Zwyczajnie, ale ja o coś chciałem dopytać:
> Są tylko dwa czerwone, a możliwość przejazdu daje migające żółte.
^^^^^^^^^
"tylko dwa"
Jak rozumieć to co napisałeś?
(dosłownie "tylko dwa czerwone" oznacza czerwone, czerwone i koniec
listy, bez zielonego i żółtego).
Tam w końcu *są* żółte (używane jako migające) czy nie?
Jest zielone czy nie?
Tak dla jasności - nie znam miejsca, a rozporządzenie w sprawie
sygnałów zawiera wyraźny zapis, że światła przeznaczone do regulacji
ruchu wyłącznie na przejściu dla pieszych mają tylko sygnały zielony
i czerwony.
Jeśliby to nie były światła regulujące ruch przecięcia strumieni
pojazdów (a tylko pojadów i pieszych), to sygnalizator zielone+2xczerwone
(bez żółtego) byłby zgodny z przepisem.
Natomiast Twój post można odczytać tak, że tam są czerwone
(podwójne, o czym reszta wątku jak przyuważyłem) i nie ma zielonego,
a przejazd odbywa się wyłącznie na żółtym migającym.
Przyznam że takiej konstrukcji jeszcze nie widziałem, ale w sumie
nie widać jak się jej przyczepić. Jest "mozliwość przejazdu
w cyklu"? - jest, następny proszę.
Dla porządku, przypadek kiedy również świeci się cały czas czerwone
a przejazd jest tylko na zielonej strzałce mogę wskazać.

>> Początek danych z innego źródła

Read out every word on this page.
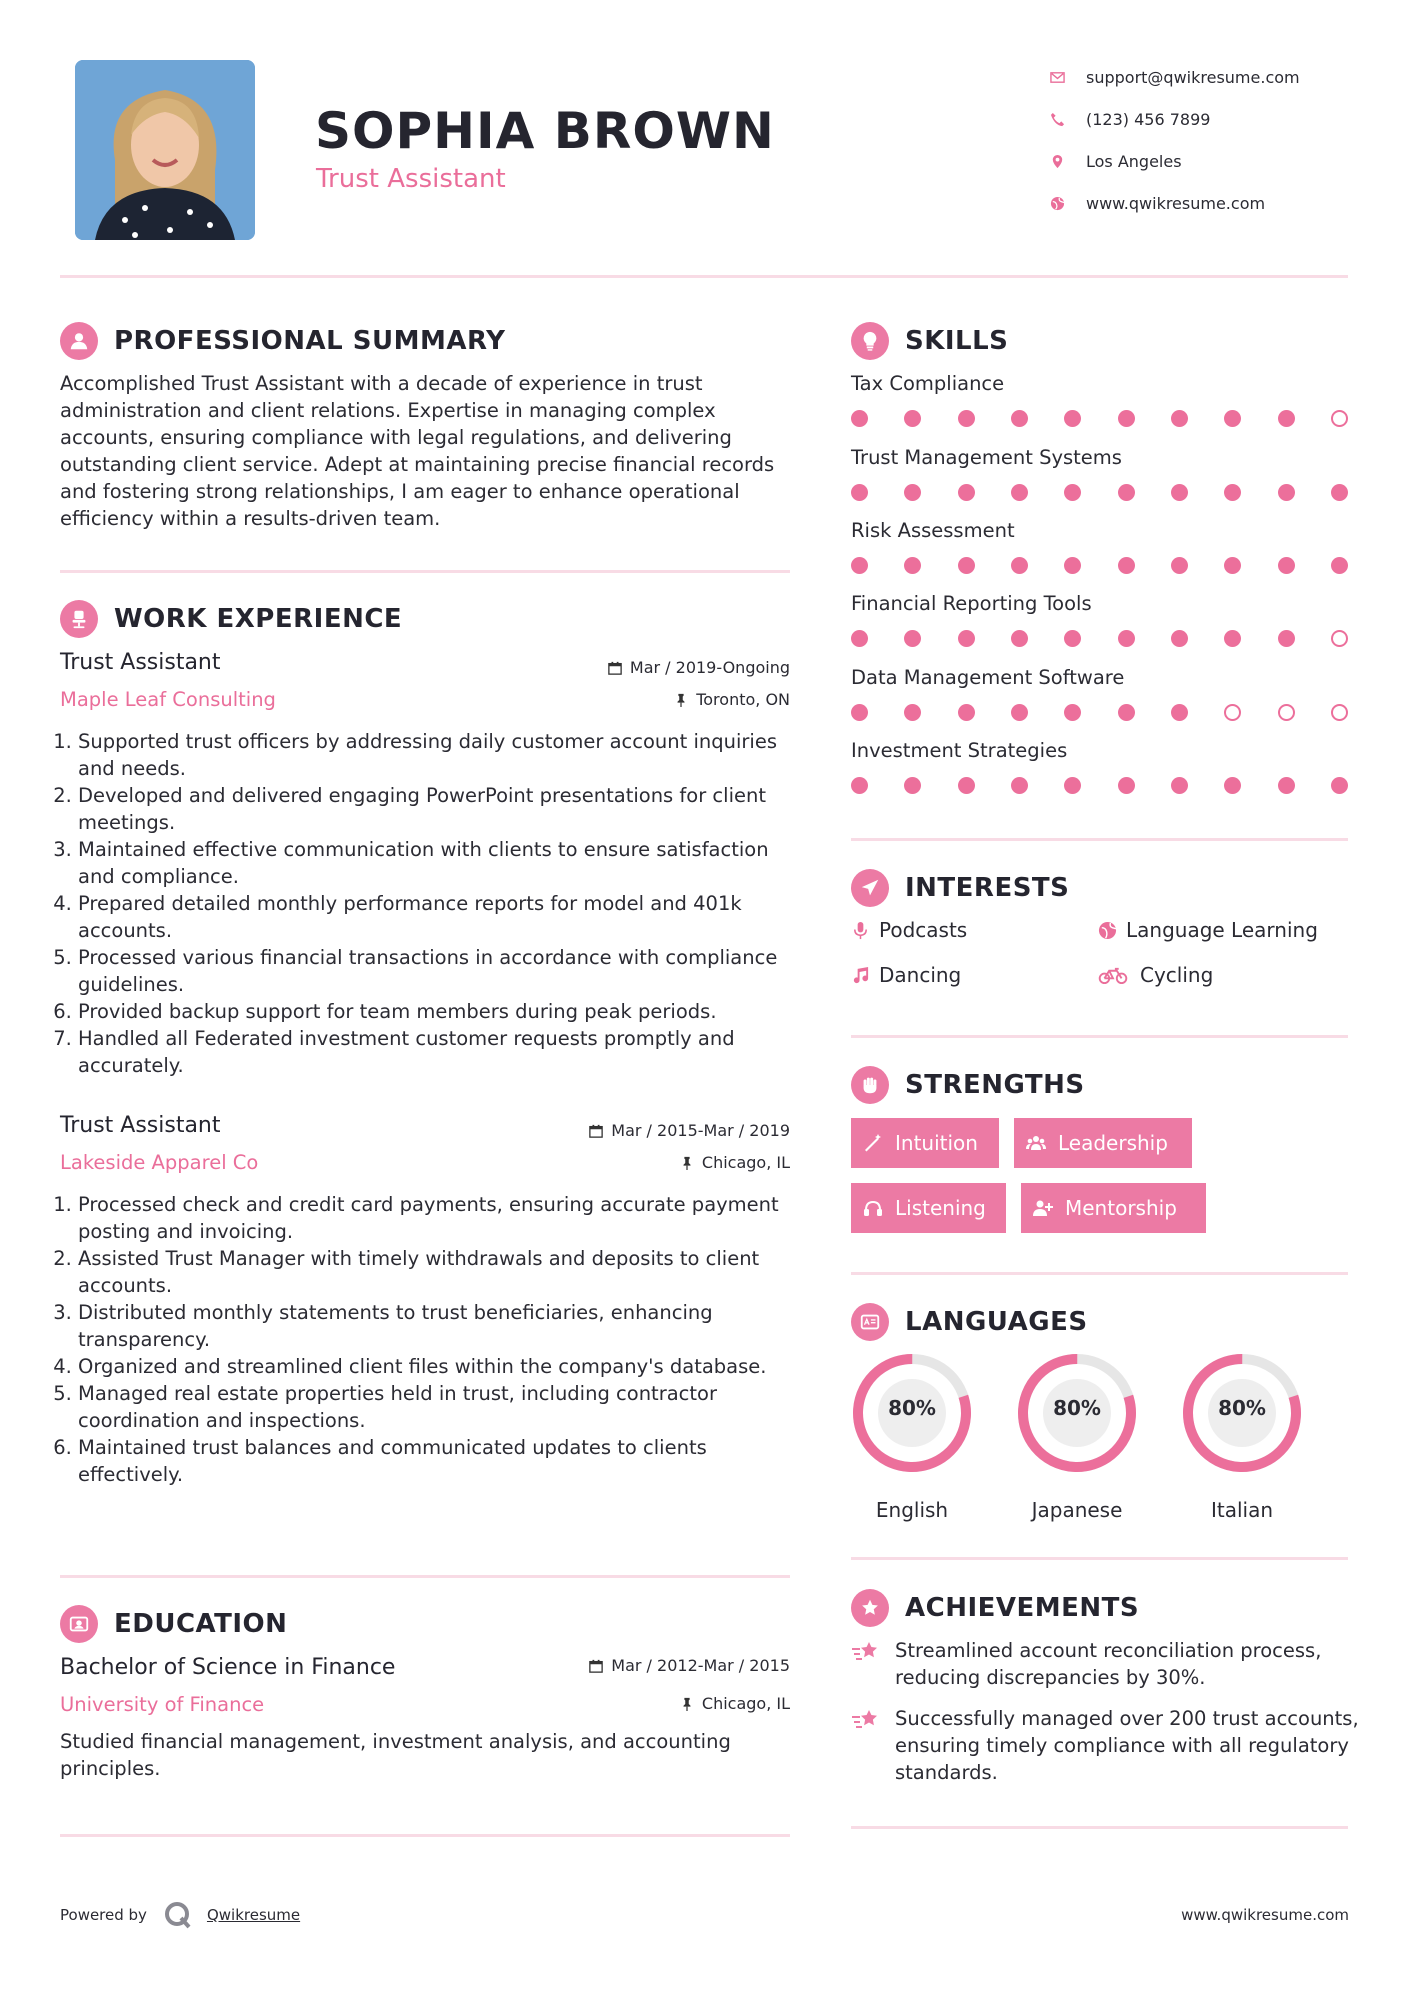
SOPHIA BROWN
Trust Assistant
support@qwikresume.com
(123) 456 7899
Los Angeles
www.qwikresume.com
PROFESSIONAL SUMMARY
Accomplished Trust Assistant with a decade of experience in trust administration and client relations. Expertise in managing complex accounts, ensuring compliance with legal regulations, and delivering outstanding client service. Adept at maintaining precise financial records and fostering strong relationships, I am eager to enhance operational efficiency within a results-driven team.
WORK EXPERIENCE
Trust Assistant	Mar / 2019-Ongoing
Maple Leaf Consulting	Toronto, ON
1. Supported trust officers by addressing daily customer account inquiries and needs.
2. Developed and delivered engaging PowerPoint presentations for client meetings.
3. Maintained effective communication with clients to ensure satisfaction and compliance.
4. Prepared detailed monthly performance reports for model and 401k accounts.
5. Processed various financial transactions in accordance with compliance guidelines.
6. Provided backup support for team members during peak periods.
7. Handled all Federated investment customer requests promptly and accurately.
Trust Assistant	Mar / 2015-Mar / 2019
Lakeside Apparel Co	Chicago, IL
1. Processed check and credit card payments, ensuring accurate payment posting and invoicing.
2. Assisted Trust Manager with timely withdrawals and deposits to client accounts.
3. Distributed monthly statements to trust beneficiaries, enhancing transparency.
4. Organized and streamlined client files within the company's database.
5. Managed real estate properties held in trust, including contractor coordination and inspections.
6. Maintained trust balances and communicated updates to clients effectively.
EDUCATION
Bachelor of Science in Finance	Mar / 2012-Mar / 2015
University of Finance	Chicago, IL
Studied financial management, investment analysis, and accounting principles.
SKILLS
Tax Compliance
Trust Management Systems
Risk Assessment
Financial Reporting Tools
Data Management Software
Investment Strategies
INTERESTS
Podcasts	Language Learning
Dancing	Cycling
STRENGTHS
Intuition	Leadership
Listening	Mentorship
LANGUAGES
80%
English
80%
Japanese
80%
Italian
ACHIEVEMENTS
Streamlined account reconciliation process, reducing discrepancies by 30%.
Successfully managed over 200 trust accounts, ensuring timely compliance with all regulatory standards.
Powered by	Qwikresume	www.qwikresume.com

Co konkretnie Ci się nie podoba? "nie widziałem jeszcze takiej
sygnalizacji" nie jest argumentem :)
<OT>
Takie konstrukcje (zgodne z przepisami) są zwyczajnie skutkiem
braku sygnałów na liście :>, od lat pisuję, że 200 lat trzeba zeby
dojść do tego co doszli kolejarze: 7 lamp na semaforze i wystarczają
kombinacje z 2 w tym max jedna migająca, wszystko da się opisać,
włącznie z prawem do cofania, znaczy jazdy manewrowej ;)
<\OT>
pzdr, Gotfryd
-
10. Data: 2012-09-10 13:07:10
Temat: Re: podwojne czerwone swiatlo w sygnalizatorze
Od: Marcin Kiciński <m...@g...com>
W dniu poniedziałek, 10 września 2012 10:36:43 UTC+2 użytkownik Gotfryd Smolik news
napisał:
> > W Poznaniu, przy nowej linii tramwajowej koło ikei zauważyłem sygnalizatory
> > z podwójnymi czerwonymi światłami.
>
> > Co to ma oznaczać i jak to interpretować?
[...]
> Natomiast Twój post można odczytać tak, że tam są czerwone
> (podwójne, o czym reszta wątku jak przyuważyłem) i nie ma zielonego,
> a przejazd odbywa się wyłącznie na żółtym migającym.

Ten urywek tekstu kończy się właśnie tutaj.